The ten-minute break arrived and I walked outside to talk to Don.
“Hey Don, what happened?”
“Well, I may have overstepped a boundary with Steven.”
“I’m shocked,” I said.
“You don’t sound shocked.”
“Welcome to sarcasm. What happened?”
“I finally heard from him, I thought I had yet pissed off another Christian by trying to help, am I too abrasive?  Don asked and then said. “I learned it from you.”
“Don, you are failing to see that not everyone is alike. I treat you different from everyone else. Steven is not you. Watch me when I talk to Steven and I want you to see the difference. Please stop reprimanding people.”
“But I’m just doing what you did to me.”
“You are not me, and Steven is not you.”
“But he and his marriage are ******.”
“How can you judge him? You don't understand the hell that he’s been through. If you can, then why do you talk to him like Christians of the past talked to you.”
“I’m listening.”
“I never talked like that to you. I said, ‘I feel sorry for you. This God is like a freight train. Your whole life is going to fall apart. Everything is going to change. You should run away from it, but you can't. You just can't. God is pursuing you. I’m sorry.’”
“True, true, but,”
“Also, I had already hung out with you for four weeks. I had already been praying for you for weeks and had asked God to give me the words to say. You did it once with Joel. You did it twice with Steven.
“Yeah Joel was not a good move. I’m surprised he hasn’t driven his car through the seminary doors.”
“Don, this isn’t your strong suit. Your strong suit is being there so that people don't feel judged. Your strong suit is sharing how Christ dramatically changed your life. You cannot be and should not be the reprimander. You are becoming the very thing that you so desperately abhorred. One of the worst things that Christians do is project their own lives on to others.”

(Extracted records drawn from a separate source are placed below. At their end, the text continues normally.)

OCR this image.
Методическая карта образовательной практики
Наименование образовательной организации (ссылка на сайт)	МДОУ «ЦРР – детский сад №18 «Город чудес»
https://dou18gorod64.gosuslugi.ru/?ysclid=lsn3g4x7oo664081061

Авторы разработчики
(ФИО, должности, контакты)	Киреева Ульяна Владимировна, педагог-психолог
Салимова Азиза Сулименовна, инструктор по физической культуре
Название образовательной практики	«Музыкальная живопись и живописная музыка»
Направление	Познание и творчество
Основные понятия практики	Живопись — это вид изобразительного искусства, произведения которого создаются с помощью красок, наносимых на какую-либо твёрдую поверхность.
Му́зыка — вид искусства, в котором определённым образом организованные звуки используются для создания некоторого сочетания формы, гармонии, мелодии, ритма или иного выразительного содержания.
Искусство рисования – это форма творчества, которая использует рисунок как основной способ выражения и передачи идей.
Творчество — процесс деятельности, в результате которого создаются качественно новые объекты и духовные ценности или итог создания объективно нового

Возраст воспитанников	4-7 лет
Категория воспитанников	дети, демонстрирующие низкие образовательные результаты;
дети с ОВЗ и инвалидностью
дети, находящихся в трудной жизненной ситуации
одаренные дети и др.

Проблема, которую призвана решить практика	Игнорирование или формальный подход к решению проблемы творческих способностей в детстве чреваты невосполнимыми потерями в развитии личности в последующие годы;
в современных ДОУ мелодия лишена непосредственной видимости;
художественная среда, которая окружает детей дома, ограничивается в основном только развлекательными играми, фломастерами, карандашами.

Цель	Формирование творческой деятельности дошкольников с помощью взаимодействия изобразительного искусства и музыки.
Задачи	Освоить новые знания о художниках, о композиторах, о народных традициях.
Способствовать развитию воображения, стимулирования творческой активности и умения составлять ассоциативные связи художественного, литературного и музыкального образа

“But you were really direct with me. That is all I know.”
“When you view everyone as a Don, then the Chris solution is the only solution. When you view each person as someone in need of grace, then the Christ solution is the only solution.”
Don was silent. I shifted the phone to the other ear as I walked by the statue of Jesus washing Peter’s feet.
“You’re 100% right, Chris.” Don said. “Thank you for telling me what my strong areas are. I wasn't aware of that. I will back off, in AA I do scream, holler, and hug my sponsorees just to let them know I really care. The soft approach never worked with me, and I guess I’ve been treating people the way that worked for me. With God it's a different application, I’ll take this advice from now on.”
I looked at the phone for a moment to make sure it was still Don talking to me. That was the least ornery that Don had ever been.
“Well good, Don. Hey, I gotta get back to class, but let’s connect later.”